Désinvestissements sélectifs
Déjà la plus grande entreprise d'électricité d'Europe et la quatrième au monde en termes de valeur boursière, les actions de l'entreprise espagnole atteignent actuellement des sommets historiques. Elle a également les faveurs de la majorité des maisons d'analyse, qui semblent valider la nouvelle stratégie d'achat.
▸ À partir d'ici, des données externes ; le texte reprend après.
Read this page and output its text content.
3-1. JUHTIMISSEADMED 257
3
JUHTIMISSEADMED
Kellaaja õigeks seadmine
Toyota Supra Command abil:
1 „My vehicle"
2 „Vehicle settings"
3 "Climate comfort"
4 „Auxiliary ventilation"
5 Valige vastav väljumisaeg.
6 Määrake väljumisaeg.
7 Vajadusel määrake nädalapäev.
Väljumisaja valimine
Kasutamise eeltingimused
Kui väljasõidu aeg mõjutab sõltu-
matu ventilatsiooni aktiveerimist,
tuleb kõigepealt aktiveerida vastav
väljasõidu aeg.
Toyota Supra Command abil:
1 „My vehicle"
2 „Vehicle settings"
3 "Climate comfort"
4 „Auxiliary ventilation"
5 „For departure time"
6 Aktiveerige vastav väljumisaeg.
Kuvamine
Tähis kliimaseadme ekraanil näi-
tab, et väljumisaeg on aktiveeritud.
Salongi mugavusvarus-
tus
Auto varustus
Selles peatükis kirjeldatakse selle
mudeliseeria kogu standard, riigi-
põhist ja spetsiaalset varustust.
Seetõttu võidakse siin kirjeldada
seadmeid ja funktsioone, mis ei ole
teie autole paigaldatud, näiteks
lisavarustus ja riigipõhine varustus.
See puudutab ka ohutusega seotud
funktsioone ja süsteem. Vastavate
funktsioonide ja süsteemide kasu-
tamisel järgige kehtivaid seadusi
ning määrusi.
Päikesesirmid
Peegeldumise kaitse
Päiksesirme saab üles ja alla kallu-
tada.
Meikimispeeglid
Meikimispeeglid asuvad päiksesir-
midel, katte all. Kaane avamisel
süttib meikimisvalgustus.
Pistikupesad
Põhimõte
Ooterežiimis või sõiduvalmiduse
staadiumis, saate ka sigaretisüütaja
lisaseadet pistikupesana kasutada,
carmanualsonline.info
Celui aussi des désinvestissements sélectifs, donnant accès à des partenaires financiers (notamment fonds de pension et fonds souverains, pour beaucoup issus des pays du Golfe persique) au capital des actifs renouvelables en Europe et aux Etats-Unis pour accroître et réduire les risques tout en continuant à les intégrer dans votre compte de résultat.
L'autre face de ce nouvel élan d'investissement est la dette, de plus de 45 milliards d'euros et sans grands signes de baisse à court et moyen terme. Face au dilemme entre réduire ses engagements ou se lancer sur le marché, la compagnie d'électricité a opté pour la seconde voie. « L'important est que la notation se maintienne et que, à mesure que les bénéfices augmentent, le rapport entre la dette et l'EBITDA, qui est ce qui compte vraiment, diminue », déclare García. « De plus, son engagement envers les actifs réglementés et les économies avancées augmente sa capacité de remboursement… et de contracter de nouveaux prêts, si nécessaire. » C'est dit et fait : la compagnie d'électricité vient de clôturer une émission obligataire de 2,150 millions.